Wednesday, July 18, 2018

In Darkest Footsteps

I had to delay this post a while.  Because there are some bad people in the world.

I think I met one of the lesser ones during my dig at Hill 80.  It was lunch break and I strolled over to the fence.  A shifty looking guy with long grey hair stood there.  He had lots of questions.  Where were the German trenches?  Were we finding casualties?  German or British?

I assumed he was a "night hawk" one of those horrid people who sneak into archeological sites in search of things they can add to their collections or to sell on the black market.  They literally rob the dead, thinking nothing of disturbing graves for trinkets.  (Note: there was both video and human on site security)  

I gestured vaguely towards a section of the site that was under three feet of water and told him nothing specific.

The Hill 80 dig is complete now, so the tempting, vulnerable target of mass graves being excavated is now secured.  That makes it safe to discuss a sensitive matter.  Because at one time true evil walked here.

In the confused fighting of 1914 the Bavarian 6th Reserve Division featured prominently.  Many of the dead we could identify as their uniforms had buttons with the Bavarian Lion.  

One of those Bavarians was Adolf Hitler.

Did Hitler walk across the field I worked on?  Plausibly.  Details of the confused 1914 fighting are incomplete but it appears he was at a location called "Bayernwald" about a mile north, then was treated for wounds in the cellar of the church at Mesen, about a mile south of the site.  Hill 80 is on a straight line between them and along what at that point would have been still intact roads.

Perhaps the ultimate Alternate History scenario is that of a Time Traveler killing Hitler.  Looking at his fallen Bavarian comrades you realize that a time machine would not even have been necessary.  

Skeletons laid out in rows.  No longer in militant straight lines, time has caused them to lean and shift into ragged formations that would make their sergeants livid were they not likely lying with them in the same shallow grave.  Buttons once polished bright for uncompromising inspection are now green with tarnish and lie scattered up and down stark spinal columns.  Sightless eyes stare at a blue sky for the first time in a century.

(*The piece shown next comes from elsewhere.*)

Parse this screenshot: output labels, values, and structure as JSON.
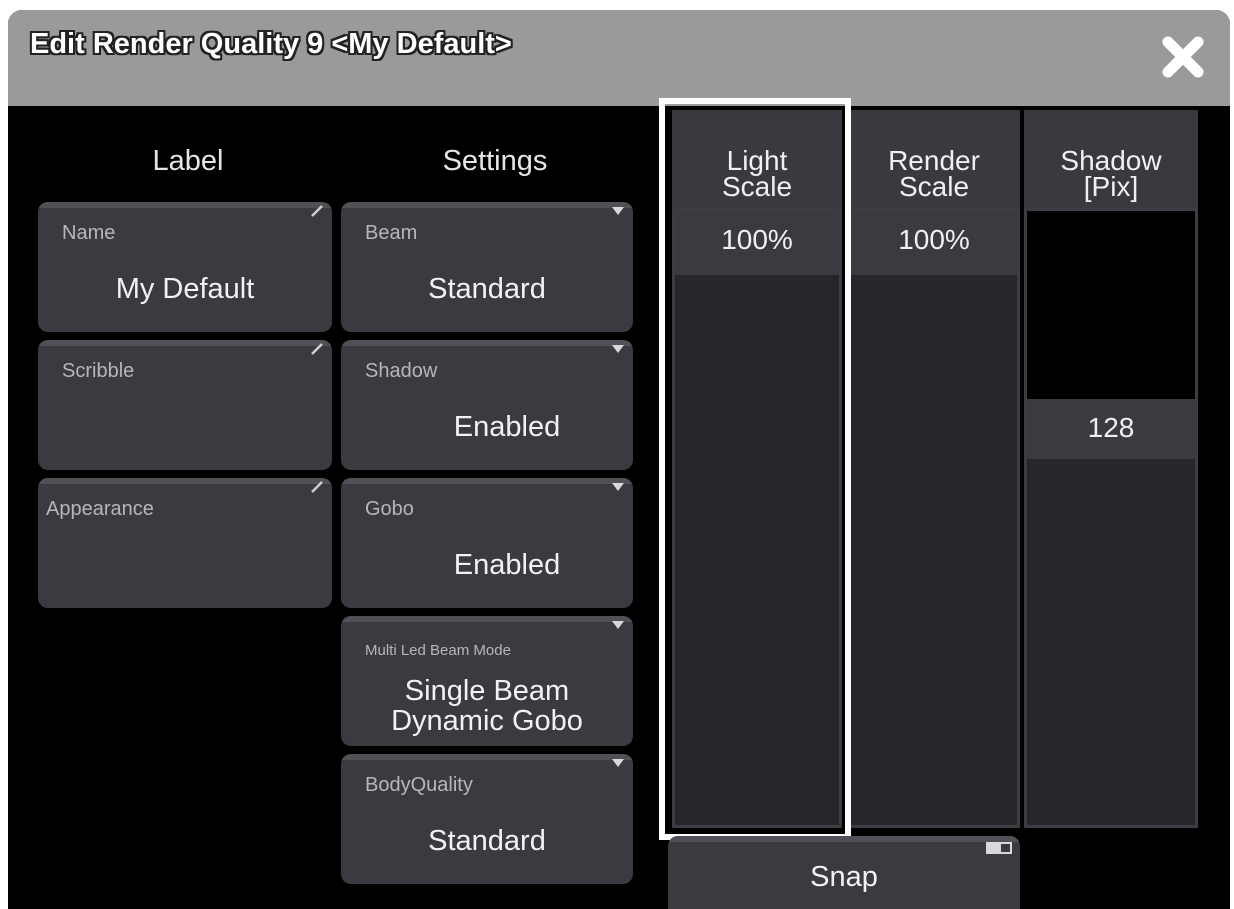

Did any of them know this peculiar Austrian who ranted so much?  Perhaps.  The more corpses you uncover the more likely you are to find the remains of a man who shared a fox hole or a cigarette or a joke with Adolf Hitler.  

If only, if only.  Would the world be a less dark place if just a few less British shells were the inert duds we walked over daily?  Did any of the fallen Bavarians dislike Hitler enough to aim a rifle at his back during an intense bombardment, only to be thwarted when death came to them instead?

You don't know and you can't know.  The path Hitler walked, the dark path that ends in Auschwitz and in the ruins of Berlin, had many twists and turns, many troubled places other than Hill 80.  

And what of all those others whose paths did end here?  Especially in the 1914 fighting you had Europe's best and brightest, the most passionate, those most ardent to change the world.  Could one of those stark corpses staring at the sky have become a German Churchill?  A French Mussolini?  Or even a British Lenin?

Idle, idle questions, asked by the living who will never know; asked of the dead who will never answer....


Andrew said...

Great perspective, profound thoughts.
Excellent post, again.

McChuck said...

"Evil" did not walk there. A young man did. A painter.

Evil arrived on screaming shells and whistling bullets. There was enough evil for all. It broke almost everyone involved. You found the physically broken ones, laid out in formerly neat rows. The mentally and emotionally broken stumbled away.